Rusty Lloyd, program director for the Colorado-based Tamarisk Coalition, a nonprofit that aims to stem the tide of tamarisk invasion, said there are cases in Utah, Arizona, and Nevada where the beetles have defoliated, or de-leafed, tamarisk trees quickly enough to kill reptiles and insects by altering the microclimates they need to survive. The loss of tamarisk leaves has also fatally exposed flycatcher chicks to increased heat and predation.

But the beetles are inconsistent, and their patchy habits could give Grand Canyon biologists—and willow flycatchers—a break.

“In some tamarisk stands mortality has been very high—maybe 70 percent or more. In other stands, tamarisk mortality has been near zero,” said Kevin Hultine, a plant ecologist at Northern Arizona University in Flagstaff.

And in some places, the ecosystem is showing signs it can rise to the challenge of beetle invasion.

Defoliation in northern Nevada slowed down when local predators keyed into the presence of the beetles. Arthropods such as ladybird beetles, assassin bugs, stink bugs, preying mantis, spiders, and ants, tended to keep beetle numbers down, said Tom Dudley, a riparian ecologist at the University of California at Santa Barbara.

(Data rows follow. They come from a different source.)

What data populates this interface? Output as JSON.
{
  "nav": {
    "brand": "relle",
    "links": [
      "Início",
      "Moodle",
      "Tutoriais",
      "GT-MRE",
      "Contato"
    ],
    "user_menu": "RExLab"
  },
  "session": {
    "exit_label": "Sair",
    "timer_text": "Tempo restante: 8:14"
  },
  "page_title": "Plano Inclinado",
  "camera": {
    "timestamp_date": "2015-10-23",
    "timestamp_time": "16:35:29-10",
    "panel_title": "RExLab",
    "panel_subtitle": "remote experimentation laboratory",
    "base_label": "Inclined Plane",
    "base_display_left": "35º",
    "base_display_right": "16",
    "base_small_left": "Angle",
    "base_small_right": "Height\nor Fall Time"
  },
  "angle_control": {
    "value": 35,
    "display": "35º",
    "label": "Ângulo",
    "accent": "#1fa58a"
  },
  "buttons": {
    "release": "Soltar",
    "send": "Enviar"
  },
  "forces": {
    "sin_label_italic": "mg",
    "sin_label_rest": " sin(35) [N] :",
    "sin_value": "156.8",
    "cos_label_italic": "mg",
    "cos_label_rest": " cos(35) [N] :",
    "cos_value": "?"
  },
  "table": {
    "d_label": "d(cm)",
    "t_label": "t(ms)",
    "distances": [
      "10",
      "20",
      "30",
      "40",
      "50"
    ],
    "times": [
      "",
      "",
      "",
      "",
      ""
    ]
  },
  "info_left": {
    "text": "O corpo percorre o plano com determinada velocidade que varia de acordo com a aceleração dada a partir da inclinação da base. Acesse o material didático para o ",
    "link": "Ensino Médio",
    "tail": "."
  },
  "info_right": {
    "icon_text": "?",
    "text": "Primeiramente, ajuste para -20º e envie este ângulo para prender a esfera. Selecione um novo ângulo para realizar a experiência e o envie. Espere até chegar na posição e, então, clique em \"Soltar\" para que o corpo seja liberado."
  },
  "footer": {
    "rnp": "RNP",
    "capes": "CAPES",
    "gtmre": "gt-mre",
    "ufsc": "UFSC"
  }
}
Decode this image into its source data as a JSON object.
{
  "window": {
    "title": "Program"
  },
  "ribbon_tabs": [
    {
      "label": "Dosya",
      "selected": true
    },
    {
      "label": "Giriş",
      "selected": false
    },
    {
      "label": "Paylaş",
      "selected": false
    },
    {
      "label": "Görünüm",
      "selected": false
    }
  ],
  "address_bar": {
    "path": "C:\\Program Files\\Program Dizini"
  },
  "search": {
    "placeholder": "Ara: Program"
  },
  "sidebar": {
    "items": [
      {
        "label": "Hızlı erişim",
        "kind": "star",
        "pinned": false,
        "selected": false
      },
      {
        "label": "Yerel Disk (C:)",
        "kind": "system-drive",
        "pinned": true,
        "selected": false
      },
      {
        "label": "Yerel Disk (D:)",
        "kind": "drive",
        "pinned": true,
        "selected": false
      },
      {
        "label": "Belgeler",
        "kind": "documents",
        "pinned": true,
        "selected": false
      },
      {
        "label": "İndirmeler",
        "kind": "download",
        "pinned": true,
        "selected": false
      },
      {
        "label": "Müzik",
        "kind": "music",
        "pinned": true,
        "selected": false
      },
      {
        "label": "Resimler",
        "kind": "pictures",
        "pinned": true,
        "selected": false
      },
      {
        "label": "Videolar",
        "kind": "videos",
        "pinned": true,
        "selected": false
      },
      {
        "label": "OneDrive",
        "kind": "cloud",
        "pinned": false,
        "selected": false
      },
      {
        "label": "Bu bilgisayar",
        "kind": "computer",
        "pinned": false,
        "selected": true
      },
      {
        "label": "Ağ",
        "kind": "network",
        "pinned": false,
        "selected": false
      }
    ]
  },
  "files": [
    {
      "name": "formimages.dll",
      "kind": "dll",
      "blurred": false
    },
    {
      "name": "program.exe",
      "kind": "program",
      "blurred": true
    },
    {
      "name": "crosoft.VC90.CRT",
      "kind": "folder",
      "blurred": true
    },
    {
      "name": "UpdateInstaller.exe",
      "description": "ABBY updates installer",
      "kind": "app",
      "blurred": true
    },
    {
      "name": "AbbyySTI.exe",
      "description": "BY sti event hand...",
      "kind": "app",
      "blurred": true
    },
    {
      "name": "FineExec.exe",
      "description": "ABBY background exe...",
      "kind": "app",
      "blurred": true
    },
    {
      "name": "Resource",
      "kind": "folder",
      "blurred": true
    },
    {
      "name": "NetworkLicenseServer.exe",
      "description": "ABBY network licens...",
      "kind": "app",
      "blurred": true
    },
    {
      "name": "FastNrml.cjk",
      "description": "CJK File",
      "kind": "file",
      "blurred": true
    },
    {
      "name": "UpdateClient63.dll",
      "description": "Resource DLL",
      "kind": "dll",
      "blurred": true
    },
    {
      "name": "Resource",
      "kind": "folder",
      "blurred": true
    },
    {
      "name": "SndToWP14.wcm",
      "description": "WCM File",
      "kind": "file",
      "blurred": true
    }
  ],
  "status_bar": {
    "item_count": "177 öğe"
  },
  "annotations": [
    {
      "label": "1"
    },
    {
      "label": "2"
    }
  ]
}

“Birds also fed readily on the beetles, and we saw increases in the diversity and abundance of birds in areas with beetles compared with nearby areas where they had not yet colonized,” he added.

Die-hard Beetle Fans

Jack Deloach, an entomologist recently retired from the USDA’s Agricultural Research Service, was one of the pioneers of the beetle introductions and once called the program “one of the most successful biological control projects ever in the U.S.” He stands by his assessment.

Deloach calls the southwestern willow flycatchers’ preference to nest in tamarisk trees a “fatal attraction:” the dense branches at the tree crown are appealing because they offer stability. But seen from below—as they are by some predators, like cowbirds—the nests are much more visible than they would be in a willow. Cowbird attacks on flycatchers are three times higher for flycatcher nests in tamarisk than willows, he said.

So far, southwestern willow flycatchers have only met the salt cedar leaf beetle in one watershed—along the Virgin River, which flows through southwestern Utah and Nevada before joining the Colorado River at Lake Mead.

(Read more about the Colorado River by Jonathan Waterman, who kayaked its entire length.)

There is anecdotal, but so far no scientific, evidence that flycatcher numbers suffered because of tamarisk defoliation, Dudley said. “On the other hand, where restoration has been done in the upper watershed near St. George, those flycatchers nesting in tamarisk did a very interesting behavioral switch last year to nesting in the willows.”

Once in the willows, one of the trees with which they co-evolved in the first place, the birds tripled the number of chicks they successfully fledged the year before, when they were living in tamarisk trees. Deloach takes it as a sign that southwestern willow flycatchers will end up better off in the wake of the tamarisk-chomping beetles.

“I think salt cedar is very destructive in the ecosystems,” he said. “And I think there’s good evidence that the flycatcher is not going to be at all harmed by this.”